Erstellt am 21. September 2016, 10:34

von BVZ Redaktion

Gemeindefinanzstatistik: Jeder hat 1.057 Euro Schulden. Die Gesamtschulden der 28 Gemeinden im Bezirk betragen 39,693.245 Euro.

Freie Finanzspitze: 4,501.623 Euro standen den Gemeinden 2015 für Projekte zur Verfügung.  |  Bilderbox.com

Vergangene Woche wurde die Burgenländische Gemeindefinanzstatistik für das Jahr 2015 präsentiert. 39,693.245 Euro macht der Schuldenstand der 28 mittelburgenländischen Gemeinden aus. Legt man dies auf die Einwohnerzahl um, so hätte jeder Mittelburgenländer 1.057 Euro Schulden. Das sind um 60 Euro mehr als im Jahr 2014.

Die Statistik wurde von Landesrätin Astrid Eisenkopf (SPÖ) präsentiert. „Unsere Gemeinden haben in Summe den positiven Weg der letzten Jahre erfolgreich weitergeführt. Trotz höherer Investitionen, stagnierender Ertragsanteile, steigender Sozialkosten und trotz ungleicher Behandlung des Burgenlandes im aktuellen Finanzausgleich konnte der öffentliche Schuldenstand weiter verringert werden“, bilanzierte Eisenkopf.

"Haben alle drei Ortsteile auf das Trennsystem umgestellt“

Land Burgenland, Gemeindefinanzstatistik 2013/2014/2015, Grafik: Bischof

Den höchsten Schuldenstand pro Kopf im Bezirk weist die Gemeinde Draßmarkt mit 2.974 Euro auf. Bürgermeister Rudolf Pfneisl erklärt sich dies mit den Investitionen im Ort, allen voran dem Kanalbau. „Wir haben als Investition für zukünftige Generationen alle drei Ortsteile auf das Trennsystem umgestellt“, so Pfneisl. Er weist aber auch darauf hin, dass diese Vorhaben gefördert werden.

„Ich zahle jedes Jahr 106.000 Euro zurück und bekomme 75.000 Euro Förderung“, rechnet der Ortschef vor. Außerdem habe Draßmarkt eine hohe freie Finanzspitze vorzuweisen. Die freie Finanzspitze, also jenes Geld, das den Gemeinden nach Abzug der Fixkosten aus dem laufenden Budget für Projekte zur Verfügung steht, beläuft sich im Bezirk Oberpullendorf auf 4,501.623 Euro.

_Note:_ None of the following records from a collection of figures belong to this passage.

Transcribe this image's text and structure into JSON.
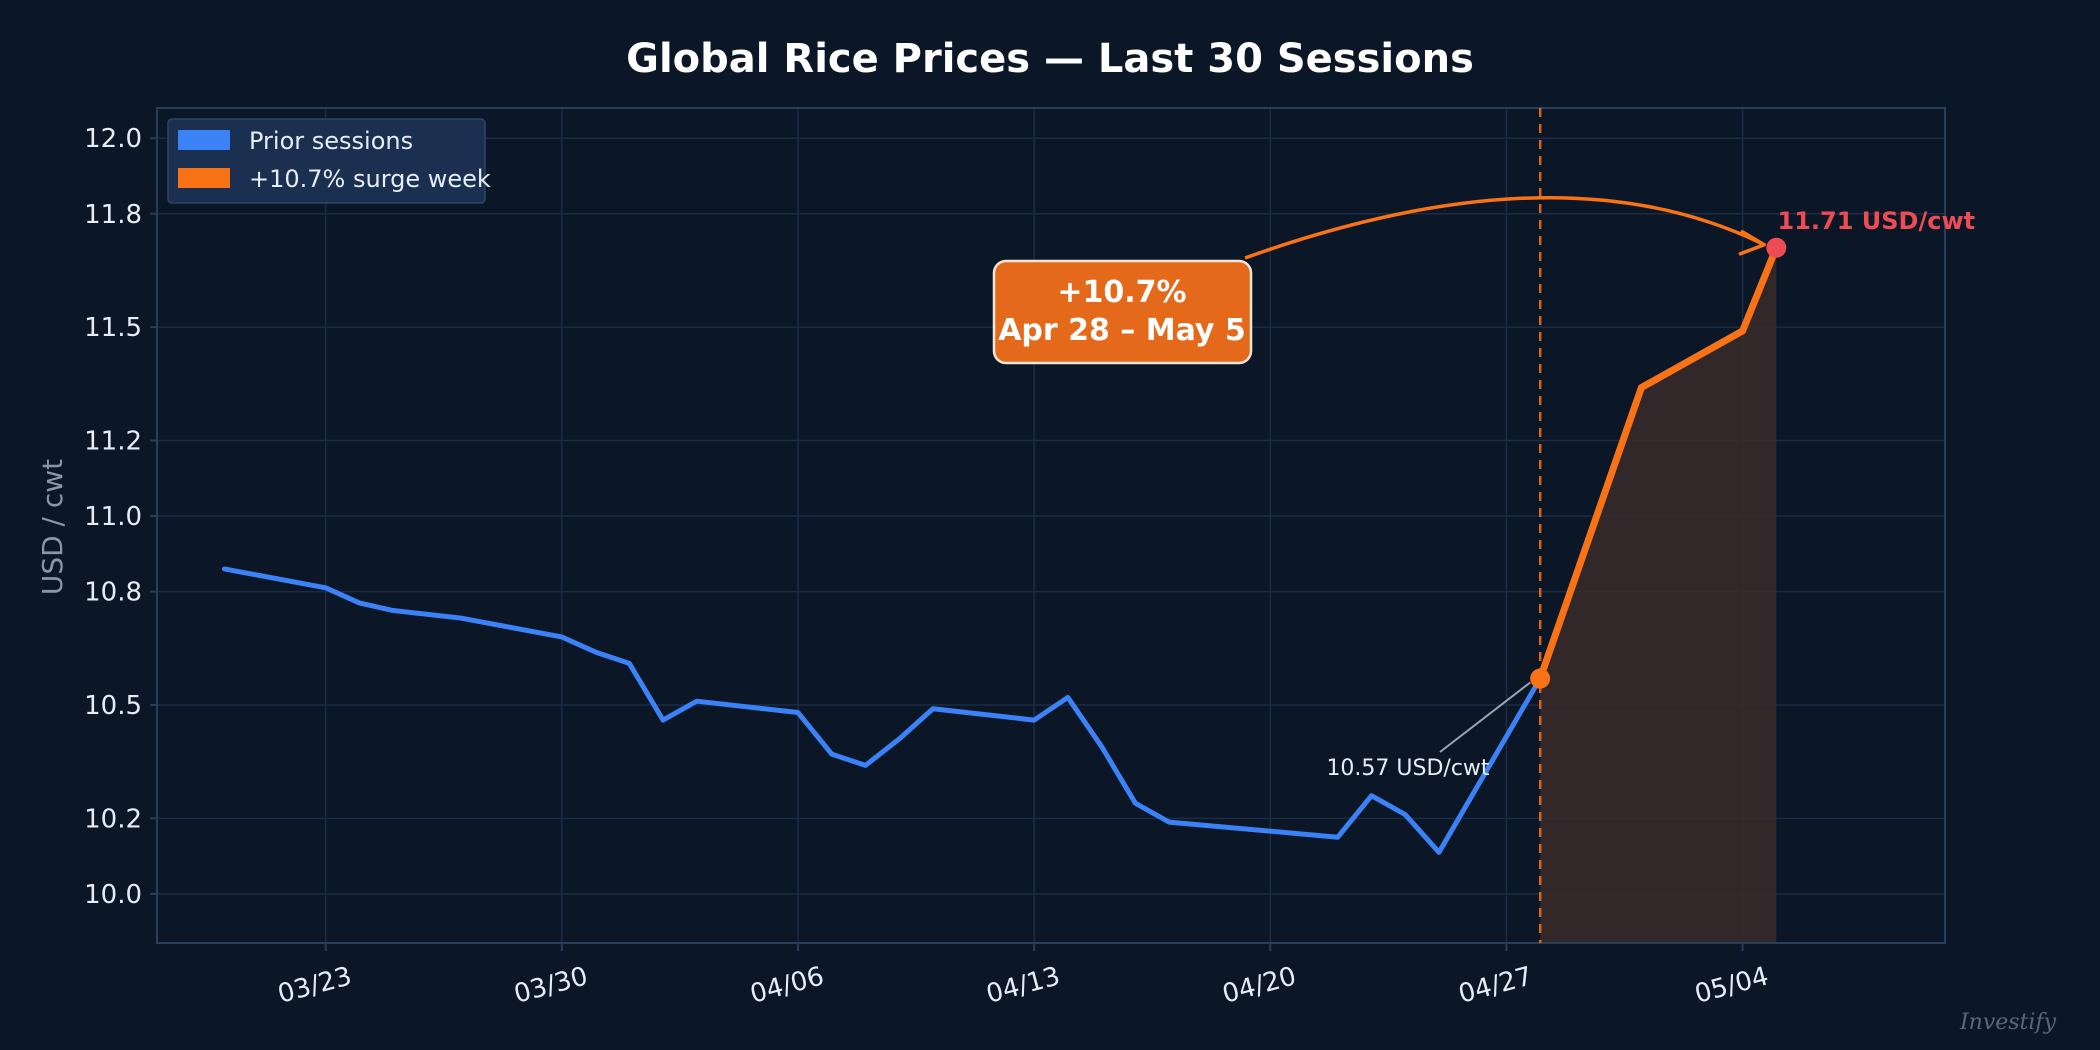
{
  "chart_data": {
    "type": "line",
    "title": "Global Rice Prices — Last 30 Sessions",
    "ylabel": "USD / cwt",
    "xlabel": "",
    "ylim": [
      9.87,
      12.08
    ],
    "yticks": [
      10.0,
      10.2,
      10.5,
      10.8,
      11.0,
      11.2,
      11.5,
      11.8,
      12.0
    ],
    "ytick_labels": [
      "10.0",
      "10.2",
      "10.5",
      "10.8",
      "11.0",
      "11.2",
      "11.5",
      "11.8",
      "12.0"
    ],
    "xlim": [
      "2024-03-18",
      "2024-05-10"
    ],
    "xticks": [
      "2024-03-23",
      "2024-03-30",
      "2024-04-06",
      "2024-04-13",
      "2024-04-20",
      "2024-04-27",
      "2024-05-04"
    ],
    "xtick_labels": [
      "03/23",
      "03/30",
      "04/06",
      "04/13",
      "04/20",
      "04/27",
      "05/04"
    ],
    "grid": true,
    "legend_position": "top-left",
    "legend": [
      "Prior sessions",
      "+10.7% surge week"
    ],
    "series": [
      {
        "name": "Prior sessions",
        "color": "#3b82f6",
        "points": [
          {
            "x": "2024-03-20",
            "y": 10.86
          },
          {
            "x": "2024-03-23",
            "y": 10.81
          },
          {
            "x": "2024-03-24",
            "y": 10.77
          },
          {
            "x": "2024-03-25",
            "y": 10.75
          },
          {
            "x": "2024-03-27",
            "y": 10.73
          },
          {
            "x": "2024-03-30",
            "y": 10.68
          },
          {
            "x": "2024-03-31",
            "y": 10.64
          },
          {
            "x": "2024-04-01",
            "y": 10.61
          },
          {
            "x": "2024-04-02",
            "y": 10.46
          },
          {
            "x": "2024-04-03",
            "y": 10.51
          },
          {
            "x": "2024-04-06",
            "y": 10.48
          },
          {
            "x": "2024-04-07",
            "y": 10.37
          },
          {
            "x": "2024-04-08",
            "y": 10.34
          },
          {
            "x": "2024-04-09",
            "y": 10.41
          },
          {
            "x": "2024-04-10",
            "y": 10.49
          },
          {
            "x": "2024-04-13",
            "y": 10.46
          },
          {
            "x": "2024-04-14",
            "y": 10.52
          },
          {
            "x": "2024-04-15",
            "y": 10.39
          },
          {
            "x": "2024-04-16",
            "y": 10.24
          },
          {
            "x": "2024-04-17",
            "y": 10.19
          },
          {
            "x": "2024-04-22",
            "y": 10.15
          },
          {
            "x": "2024-04-23",
            "y": 10.26
          },
          {
            "x": "2024-04-24",
            "y": 10.21
          },
          {
            "x": "2024-04-25",
            "y": 10.11
          },
          {
            "x": "2024-04-28",
            "y": 10.57
          }
        ]
      },
      {
        "name": "+10.7% surge week",
        "color": "#f97316",
        "points": [
          {
            "x": "2024-04-28",
            "y": 10.57
          },
          {
            "x": "2024-05-01",
            "y": 11.34
          },
          {
            "x": "2024-05-04",
            "y": 11.49
          },
          {
            "x": "2024-05-05",
            "y": 11.71
          }
        ]
      }
    ],
    "annotations": {
      "surge_start_date": "2024-04-28",
      "surge_end_date": "2024-05-05",
      "callout_line1": "+10.7%",
      "callout_line2": "Apr 28 – May 5",
      "start_value_label": "10.57 USD/cwt",
      "end_value_label": "11.71 USD/cwt"
    }
  },
  "colors": {
    "background": "#0b1626",
    "grid": "#1b2c44",
    "frame": "#2a3d5a",
    "prior": "#3b82f6",
    "surge": "#f97316",
    "end_marker": "#ef4b55",
    "callout_fill": "#e5691a",
    "shade": "#3a2a2a"
  },
  "watermark": "Investify"
}
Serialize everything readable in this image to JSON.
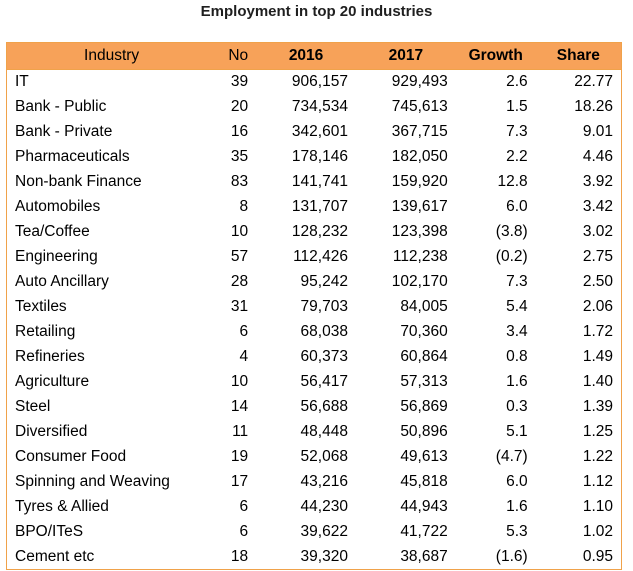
{
  "title": "Employment in top 20 industries",
  "colors": {
    "header_bg": "#f7a259",
    "border": "#f0a24a"
  },
  "chart_data": {
    "type": "table",
    "title": "Employment in top 20 industries",
    "columns": [
      "Industry",
      "No",
      "2016",
      "2017",
      "Growth",
      "Share"
    ],
    "rows": [
      [
        "IT",
        "39",
        "906,157",
        "929,493",
        "2.6",
        "22.77"
      ],
      [
        "Bank - Public",
        "20",
        "734,534",
        "745,613",
        "1.5",
        "18.26"
      ],
      [
        "Bank - Private",
        "16",
        "342,601",
        "367,715",
        "7.3",
        "9.01"
      ],
      [
        "Pharmaceuticals",
        "35",
        "178,146",
        "182,050",
        "2.2",
        "4.46"
      ],
      [
        "Non-bank Finance",
        "83",
        "141,741",
        "159,920",
        "12.8",
        "3.92"
      ],
      [
        "Automobiles",
        "8",
        "131,707",
        "139,617",
        "6.0",
        "3.42"
      ],
      [
        "Tea/Coffee",
        "10",
        "128,232",
        "123,398",
        "(3.8)",
        "3.02"
      ],
      [
        "Engineering",
        "57",
        "112,426",
        "112,238",
        "(0.2)",
        "2.75"
      ],
      [
        "Auto Ancillary",
        "28",
        "95,242",
        "102,170",
        "7.3",
        "2.50"
      ],
      [
        "Textiles",
        "31",
        "79,703",
        "84,005",
        "5.4",
        "2.06"
      ],
      [
        "Retailing",
        "6",
        "68,038",
        "70,360",
        "3.4",
        "1.72"
      ],
      [
        "Refineries",
        "4",
        "60,373",
        "60,864",
        "0.8",
        "1.49"
      ],
      [
        "Agriculture",
        "10",
        "56,417",
        "57,313",
        "1.6",
        "1.40"
      ],
      [
        "Steel",
        "14",
        "56,688",
        "56,869",
        "0.3",
        "1.39"
      ],
      [
        "Diversified",
        "11",
        "48,448",
        "50,896",
        "5.1",
        "1.25"
      ],
      [
        "Consumer Food",
        "19",
        "52,068",
        "49,613",
        "(4.7)",
        "1.22"
      ],
      [
        "Spinning and  Weaving",
        "17",
        "43,216",
        "45,818",
        "6.0",
        "1.12"
      ],
      [
        "Tyres & Allied",
        "6",
        "44,230",
        "44,943",
        "1.6",
        "1.10"
      ],
      [
        "BPO/ITeS",
        "6",
        "39,622",
        "41,722",
        "5.3",
        "1.02"
      ],
      [
        "Cement etc",
        "18",
        "39,320",
        "38,687",
        "(1.6)",
        "0.95"
      ]
    ]
  }
}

Über die höchste freie Finanzspitze im Mittelburgenland konnte sich 2015 die Gemeinde Stoob mit 430 Euro pro Einwohner freuen (siehe Grafik). Die niedrigste freie Finanzspitze (minus 246 Euro pro Einwohner) im Bezirk weist Pilgersdorf auf.

"Wir investieren nur Geld, das wir auch haben“

Bürgermeister Ewald Bürger meint dazu: „Das ist dadurch zustande gekommen, dass wir vergangenes Jahr 400.000 Euro Schulden für den Bau des Rückhaltebeckens zurückgezahlt haben, das hat sich natürlich negativ auf die freie Finanzspitze ausgewirkt. Ausgaben hatten wir auch, da wir in die Volksschule investiert haben. Dort haben wir Renovierungs- und Sanierungsarbeiten vorgenommen. Das Ganze ist eine Momentaufnahme, die mich nicht beunruhigt.“

Als einzige Gemeinde im Bezirk hat Lackenbach einen Schuldenstand von 0 Euro. „Es ist in Lackenbach so, dass wir immer vorsichtig agiert mit unseren Finanzen haben und wir haben immer noch Rücklagen auf den Gemeindekonten. Das es so gekommen ist, wie es heute ist, ist ja ein längerer Prozess, der auch meinem Vorgänger zu verdanken ist, der auch immer sehr vorsichtig agiert hat. Wir investieren immer nur das Geld, das wir auch wirklich haben“, so Bürgermeister Christian Weninger.